Diabetes mellitus in dogs and cats is a complex disease caused by either a lack of insulin or an inadequate response to insulin.
Insulin is a hormone that is produced in the pancreas. After your pet eats, its digestive system breaks food into various components, including glucose, which is carried into the blood cells by insulin. Appropriate insulin function will trigger the liver and muscles to take up the glucose from the blood cells, converting it to energy.
In diabetes, there can be a lack of insulin production, or an inadequate response to insulin.
Types of diabetes
Diabetes can be classified as either Type 1, lack of insulin production, or Type 2, impaired insulin production with an inadequate response to insulin.
The most common form of diabetes in dogs is Type 1, which occurs when the pancreas is incapable of producing or secreting adequate levels of insulin. Dogs with Type 1 diabetes require insulin therapy.
In cats, Type 2 diabetes, non-insulin dependent diabetes, is more common, but eventually, almost all cats diagnosed with diabetes, will need insulin therapy to keep the blood sugar balanced.
What causes diabetes?
The exact cause of diabetes is unknown. However, autoimmune disease, genetics, obesity, chronic pancreatitis, certain medications and abnormal protein deposits in the pancreas can play a major role in the development of diabetes.
Most common clinical signs of diabetes
- Increased urination – the increase blood glucose levels mean that glucose spills over into the urine drawing water with it, creating a larger volume of urine.
- Increased thirst – to compensate for the water that is being lost through increased urine production.
- Change in appetite – your pet will be hungrier, because the amino acids needed inside the cells aren’t getting there, or aren’t being used appropriately.
- Weight loss – because the energy from food is not being used efficiently by the body’s cells, your pet can lose weight even though he is eating more.
- Change in gaint/walking (cats only) – some cats with diabetes mellitus develop an abnormality of their nervous system. It results in them walking with their hocks touching the ground.
- Vision problems – another complication of diabetes in pets is blindness due to cataract formation, which is primarily seen in dogs, but cats can also develop blindness as a result of diabetes.

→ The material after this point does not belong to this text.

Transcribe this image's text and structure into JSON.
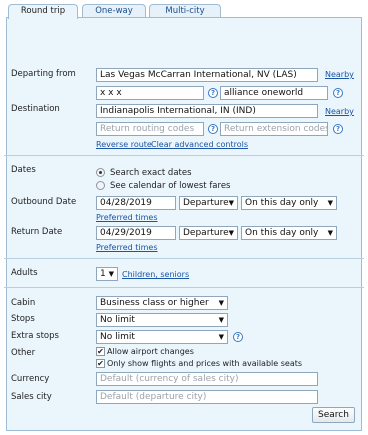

- Lethargy and tiredness – when the cells in your pet’s body are deprived of blood sugar, your pet will often exhibit a general lack of energy, resulting in a lack of activity and increased need for sleep. Your pet may also become depressed.
- Urinary tract infection – the more sugar there is in the urine, the greater the likelihood that bacteria will grow in your pet’s bladder, leading to secondary urinary tract infection.
- Kidney failure – kidney failure, especially in cats, is also a common secondary symptom of diabetes. The kidneys become overburdened and the “filters” inside the kidneys cannot handle the extra work of filtering sugar.
The severity of these signs will vary between individuals, and some will be more subtle than others.
How is diabetes diagnosed?
The clinical signs may suggest a diagnosis of diabetes, but other conditions may also produce similar signs, so further testing is necessary to confirm a diagnosis. This is usually done in the form of blood and urine tests.
Analysis of the urine sample will reveal the presence of glucose. Ketones, which are used as an alternative source of energy during diabetes, may also be present in the urine.
Analysis of the blood sample will reveal the presence of a persistent high concentration of glucose. Your vet may also look at fructosamine and/or glycosylated haemoglobin concentrations – these tests measure the quantity of glucose that has become bound to different proteins in the blood over a period of time.
Diabetes is a treatable condition, but it is not a simple disease to manage and does require dedication and commitment from the owners. Consistency is vital.
Most diabetic pets will need to have their diabetes managed with daily or twice daily insulin injections. It is important to always give your pet insulin at the same time every day and feed him regular meals in conjunction with the medication. This allows increased nutrients in the blood to coincide with peak insulin levels and will lessen the chance that his sugar will swing either too high or too low.
Feeding your diabetic pet the correct diet and accurately measuring the amounts of food fed are also very important. There are special prescription diets available that are specially formulated to meed the requirements of a diabetic cat or dog, e.g. Royal Canin Diabetic (for dogs and cats), Hill’s M/D (for cats) and Hill’s W/D (for cats and dogs).
Regular exercise not only helps control blood sugar levels, but also helps to maintain a proper body weight, which in turn has a positive impact on treating diabetes.
Every individual has a unique response to insulin, thus intensive monitoring is necessary after treatment has begun. The most common method of monitoring a cat or dog’s response to insulin is to run a series of blood sugar measurements over several hours (known as a blood glucose curve). This provides insight into the strength and duration of the insulin’s effect. The vet will then use the results to assess the efficacy of the insulin and, if necessary, change the dose.
If properly managed, diabetic pets do well and can have normal life-spans.
If you have any further questions regarding diabetes in pets or if your pet is showing any of the clinical signs mentioned please consult your vet.